Quel giorno d’estate: dopo il lutto la vita
<Cosa ti avevo detto? Mai perdere la speranza>.
C'è dentro la gioia (e il dio) delle piccole cose – un pomeriggio a ballare una canzone di Elvis, una finta gara a chi va più forte in bici, una sera a bere birra su una panchina quando vorresti che lei non andasse mai via -, un volersi bene, uno stare insieme, che è più forte di quel sentirsi sempre e comunque orfani. Perché sì, non c'è dubbio che <Quel giorno d'estate> sia un film sull'elaborazione del lutto (il proprio e quello di un Paese, di una nazione), un film di sopravvissuti, di chi cerca di arredare il vuoto e prova a dare un colore, una forma, all'assenza: ma prima – e più di tutto – quello del 44enne Mikhaël Hers è qualcosa d'altro, di diverso, dal puro e semplice dolore. E' un film sul dovere di ricominciare, sul ripartire. Sul provare a essere migliori, tra abbracci spezzati e legami ritrovati, della storia che hanno voluto scrivere per noi: e di chi ci ha preceduto, di chi, per scelta o per forza, ci ha lasciato.
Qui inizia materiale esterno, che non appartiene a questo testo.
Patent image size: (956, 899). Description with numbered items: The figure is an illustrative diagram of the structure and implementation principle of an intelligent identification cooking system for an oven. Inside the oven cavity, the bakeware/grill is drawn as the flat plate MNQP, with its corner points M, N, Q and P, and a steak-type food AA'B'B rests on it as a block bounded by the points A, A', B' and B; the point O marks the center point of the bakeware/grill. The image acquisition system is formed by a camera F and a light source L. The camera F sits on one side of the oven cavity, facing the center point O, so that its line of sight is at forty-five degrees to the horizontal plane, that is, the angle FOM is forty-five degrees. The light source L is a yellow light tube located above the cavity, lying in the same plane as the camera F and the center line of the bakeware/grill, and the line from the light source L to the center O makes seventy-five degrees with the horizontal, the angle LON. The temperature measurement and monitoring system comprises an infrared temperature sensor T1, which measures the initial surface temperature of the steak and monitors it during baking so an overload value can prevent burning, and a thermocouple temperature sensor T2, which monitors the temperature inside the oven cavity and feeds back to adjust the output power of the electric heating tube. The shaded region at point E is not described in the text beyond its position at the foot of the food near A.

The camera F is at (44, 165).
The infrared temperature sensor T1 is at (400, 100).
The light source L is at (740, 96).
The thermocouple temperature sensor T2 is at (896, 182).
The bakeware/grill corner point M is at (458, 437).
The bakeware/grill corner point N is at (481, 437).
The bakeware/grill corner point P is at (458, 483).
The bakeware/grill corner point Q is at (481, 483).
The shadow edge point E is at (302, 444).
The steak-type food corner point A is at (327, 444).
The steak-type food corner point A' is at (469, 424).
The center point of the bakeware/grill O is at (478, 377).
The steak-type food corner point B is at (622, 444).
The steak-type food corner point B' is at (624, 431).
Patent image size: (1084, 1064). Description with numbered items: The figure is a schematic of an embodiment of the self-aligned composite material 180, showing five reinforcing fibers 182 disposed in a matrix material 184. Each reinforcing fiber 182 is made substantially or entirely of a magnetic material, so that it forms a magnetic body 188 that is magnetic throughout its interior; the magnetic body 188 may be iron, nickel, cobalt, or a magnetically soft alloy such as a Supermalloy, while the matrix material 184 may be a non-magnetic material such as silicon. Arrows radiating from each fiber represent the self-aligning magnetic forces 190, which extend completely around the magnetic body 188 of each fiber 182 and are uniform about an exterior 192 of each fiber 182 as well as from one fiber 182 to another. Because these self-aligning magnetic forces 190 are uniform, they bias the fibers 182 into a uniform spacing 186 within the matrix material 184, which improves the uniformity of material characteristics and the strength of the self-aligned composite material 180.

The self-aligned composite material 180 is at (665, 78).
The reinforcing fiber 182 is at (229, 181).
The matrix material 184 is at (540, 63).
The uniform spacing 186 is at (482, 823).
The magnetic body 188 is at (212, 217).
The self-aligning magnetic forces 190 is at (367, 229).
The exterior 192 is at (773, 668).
Che se non lo sai c'è ancora molto da giocare: e non è finita finché non è finita.
Girato con un realismo schietto anche se confortevole, mai sovraesposto (la realtà per la realtà), <Quel giorno d'estate> accorda con delicatezza il pianoforte dei sentimenti, non calca la mano, anche nell'affrontare drammi di portata incalcolabile resta volutamente <piccolo>, privato, personale: trasformandosi nel naturale e minimale contrappunto di un trauma collettivo, là dove la luce che vede uno in fondo al tunnel è la stessa a cui ambiscono tutti.
David ha 24 anni, si arrangia, pota gli alberi per il Comune, dà una mano a un B&B: il padre è morto, la madre non l'ha praticamente mai vista. La sua famiglia sono la sorella Sandrine e la nipotina Amanda. E poi c'è Léna,la ragazza della finestra di fronte. Un giorno però Sandrine non torna dal picnic: falciata come altri dalla furia dei terroristi islamici. E ad Amanda, a un tratto, non resta che David...
Molto efficace nel risolvere – in un silenzio sospeso, carico di stupore e orrore – la sequenza dell'attentato e quelle immediatamente successive, quando il tempo sembra essersi fermato in una metropoli attonita e improvvisamente deserta costretta a scoprirsi fragile, il film di Mikhaël Hers è una chiamata alla responsabilità, un invito a crescere, a costo di essere genitori senza forse averlo mai nemmeno voluto, quando non conosci le parole da usare e neanche sai dove è finito il manuale d'istruzioni. Due candidature ai Cesar, un passaggio a Orizzonti a Venezia 2018 e la vittoria al Festival di Tokyo, <Quel giorno d'estate>, complici le lacrime e i sorrisi di Vincent Lacoste (lo vedrete, altrettanto bravo, in <Chambre 212>) e della piccola Isaure Multrier, trova in famiglie apparentemente disfunzionali (madri che non si fanno vive per 20 anni, figlie cresciute senza padre, innamorati che devono dare tempo al tempo) le chiavi di una possibile ripartenza, invito a un viaggio che è ancora tutto da fare.